Embattled Missouri governor Eric Greitens got some good news on Monday when prosecutors dropped their felony invasion-of-privacy charge against him just days before his trial was set to begin. Greitens proclaimed it a “great victory” in a statement on the courthouse steps — though the St. Louis Circuit Attorney’s office said it’s seeking a special prosecutor, the case may be refiled, and he’s still facing a political storm that could end his governorship.
Prosecutors said that Greitens took a nude photo of his lover without her consent in 2015, then threatened release the image if she didn’t keep quiet about the affair. The charge was dropped after a judge ruled on Monday that the defense could call Circuit Attorney Kim Gardner, who filed the felony charge, as a witness. Greitens’s attorneys have accused her of misconduct, and covering for a lead investigator committing perjury.
The ruling didn’t mean that prosecutors had to drop the charge, but other issues threatened to undermine their case: some of their expert witnesses were disqualified, the woman in the case has been reluctant to go public, and they’ve failed to find any evidence of the photo in Greitens’s phone or iCloud. The woman said she heard his phone click, but she was blindfolded and never saw the image.
Without a photo the charge could be difficult to prove, and Anders Walker, a law professor at St. Louis University, told the New York Times that he doubts prosecutors would bring a similar charge. “I think the circuit attorney sat down over lunch, decided that since no photograph was found in discovery, that this case was over,” Walker said.

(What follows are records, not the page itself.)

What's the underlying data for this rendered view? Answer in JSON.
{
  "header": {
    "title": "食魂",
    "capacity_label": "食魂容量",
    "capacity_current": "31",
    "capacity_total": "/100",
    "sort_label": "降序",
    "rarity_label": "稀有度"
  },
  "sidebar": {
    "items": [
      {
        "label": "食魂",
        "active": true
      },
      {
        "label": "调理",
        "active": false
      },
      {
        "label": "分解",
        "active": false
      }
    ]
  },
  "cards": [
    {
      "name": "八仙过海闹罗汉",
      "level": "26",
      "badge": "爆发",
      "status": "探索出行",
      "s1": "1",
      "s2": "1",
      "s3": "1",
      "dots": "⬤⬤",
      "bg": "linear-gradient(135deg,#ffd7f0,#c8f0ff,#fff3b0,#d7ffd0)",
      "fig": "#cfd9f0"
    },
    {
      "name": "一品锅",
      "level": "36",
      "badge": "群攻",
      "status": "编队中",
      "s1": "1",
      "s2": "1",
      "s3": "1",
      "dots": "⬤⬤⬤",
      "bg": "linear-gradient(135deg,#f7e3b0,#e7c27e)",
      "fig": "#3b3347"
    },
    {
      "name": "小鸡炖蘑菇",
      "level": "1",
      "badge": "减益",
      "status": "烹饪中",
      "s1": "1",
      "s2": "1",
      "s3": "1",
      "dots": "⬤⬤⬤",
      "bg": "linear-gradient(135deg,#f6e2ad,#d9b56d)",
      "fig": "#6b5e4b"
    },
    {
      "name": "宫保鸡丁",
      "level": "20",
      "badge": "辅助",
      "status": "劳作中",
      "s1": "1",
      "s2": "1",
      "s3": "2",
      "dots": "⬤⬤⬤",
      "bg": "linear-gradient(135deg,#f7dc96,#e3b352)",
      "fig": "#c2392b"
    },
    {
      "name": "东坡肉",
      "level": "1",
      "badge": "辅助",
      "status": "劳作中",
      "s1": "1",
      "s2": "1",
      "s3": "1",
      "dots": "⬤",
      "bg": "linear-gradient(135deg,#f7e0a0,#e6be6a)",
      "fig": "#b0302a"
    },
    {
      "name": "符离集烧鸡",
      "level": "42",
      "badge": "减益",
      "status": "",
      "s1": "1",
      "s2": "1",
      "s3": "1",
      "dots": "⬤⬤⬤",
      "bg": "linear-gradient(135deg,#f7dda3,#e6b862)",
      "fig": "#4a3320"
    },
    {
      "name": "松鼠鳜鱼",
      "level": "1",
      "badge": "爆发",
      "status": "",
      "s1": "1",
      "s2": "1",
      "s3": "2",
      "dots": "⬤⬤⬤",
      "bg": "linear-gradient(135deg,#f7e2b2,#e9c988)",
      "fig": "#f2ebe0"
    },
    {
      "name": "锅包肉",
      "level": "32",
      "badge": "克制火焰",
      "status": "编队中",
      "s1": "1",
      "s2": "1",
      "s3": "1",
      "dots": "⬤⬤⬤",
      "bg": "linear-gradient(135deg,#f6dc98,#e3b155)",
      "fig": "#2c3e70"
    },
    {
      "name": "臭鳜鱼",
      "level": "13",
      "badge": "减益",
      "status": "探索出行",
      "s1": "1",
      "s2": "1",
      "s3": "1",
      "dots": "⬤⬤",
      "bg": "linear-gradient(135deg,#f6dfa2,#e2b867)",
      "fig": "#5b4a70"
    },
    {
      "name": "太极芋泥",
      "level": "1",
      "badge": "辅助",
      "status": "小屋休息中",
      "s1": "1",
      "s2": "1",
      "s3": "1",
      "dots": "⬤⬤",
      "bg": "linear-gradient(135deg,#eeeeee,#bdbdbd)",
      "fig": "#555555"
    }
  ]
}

Greitens certainly isn’t out of the woods. A special legislative session that could lead to the governor’s impeachment is set to start on Friday. In testimony to legislators, Greitens’s former lover accused him of various violent, nonconsensual sex acts. He’s admitted to the affair, but says it was entirely consensual. Senate Majority Floor Leader Mike Kehoe said the prosecutors’ decision would not affect the legislative investigation.

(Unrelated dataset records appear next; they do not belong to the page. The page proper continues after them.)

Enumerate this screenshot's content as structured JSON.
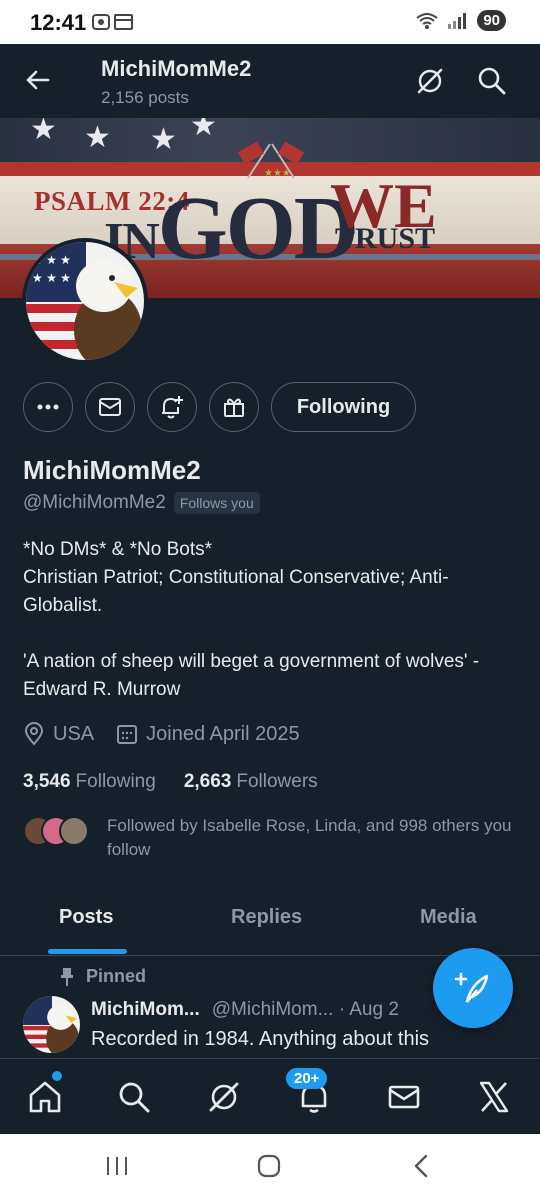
{
  "status_bar": {
    "time": "12:41",
    "battery": "90"
  },
  "header": {
    "name": "MichiMomMe2",
    "posts": "2,156 posts"
  },
  "banner": {
    "psalm": "PSALM 22:4",
    "in": "IN",
    "god": "GOD",
    "we": "WE",
    "trust": "TRUST"
  },
  "actions": {
    "following_label": "Following"
  },
  "profile": {
    "display_name": "MichiMomMe2",
    "handle": "@MichiMomMe2",
    "follows_you": "Follows you",
    "bio": "*No DMs* & *No Bots*\nChristian Patriot; Constitutional Conservative; Anti-Globalist.\n\n'A nation of sheep will beget a government of wolves' -Edward R. Murrow",
    "location": "USA",
    "joined": "Joined April 2025",
    "following_count": "3,546",
    "following_label": "Following",
    "followers_count": "2,663",
    "followers_label": "Followers",
    "followed_by": "Followed by Isabelle Rose, Linda, and 998 others you follow"
  },
  "tabs": [
    "Posts",
    "Replies",
    "Media"
  ],
  "pinned_tweet": {
    "pinned_label": "Pinned",
    "name": "MichiMom...",
    "handle_date": "@MichiMom... · Aug 2",
    "text": "Recorded in 1984. Anything about this"
  },
  "bottom_nav": {
    "notifications_badge": "20+"
  },
  "colors": {
    "background": "#15202b",
    "accent": "#1d9bf0",
    "muted": "#8b98a5",
    "text": "#e7e9ea"
  }
}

“There are unfortunately a lot of disturbing allegations surfacing besides the original allegation,” Kehoe said. “When the committee is ready, they will present what they found to the full House and they will make a decision based on the facts, and not from what you may or may not be seeing in St. Louis.”
Greitens is also facing another felony charge related to allegations that he illegally obtained the donor list from a veterans’ charity he founded and used it to raise money for his 2016 campaign.
Nevertheless, on Monday Greitens spoke like a man who’s battled adversity beyond his control, and suggested there’s something universal about the experience of being accused of attempting to blackmail one’s former mistress:
This experience has been humbling, and I have emerged from it a changed man. I think that in all of our lives, we have to deal with pain. I think that if we work through it in the right way, we can work through pain and find wisdom. In all of our lives we have to deal with suffering. If we deal with suffering in the right way we can emerge with strength. I also believe, as I think many people of faith do, that even in the hardest and most difficult situations, we can find tremendous blessings.
His statement included one line apologizing for the “pain that this process and my actions have caused my family, my friends, and the people of Missouri.” However, Greitens quickly moved on to asking “people of goodwill to come together so that all of us can continue to do good together” (assuming that he isn’t removed from office or found guilty of a separate felony).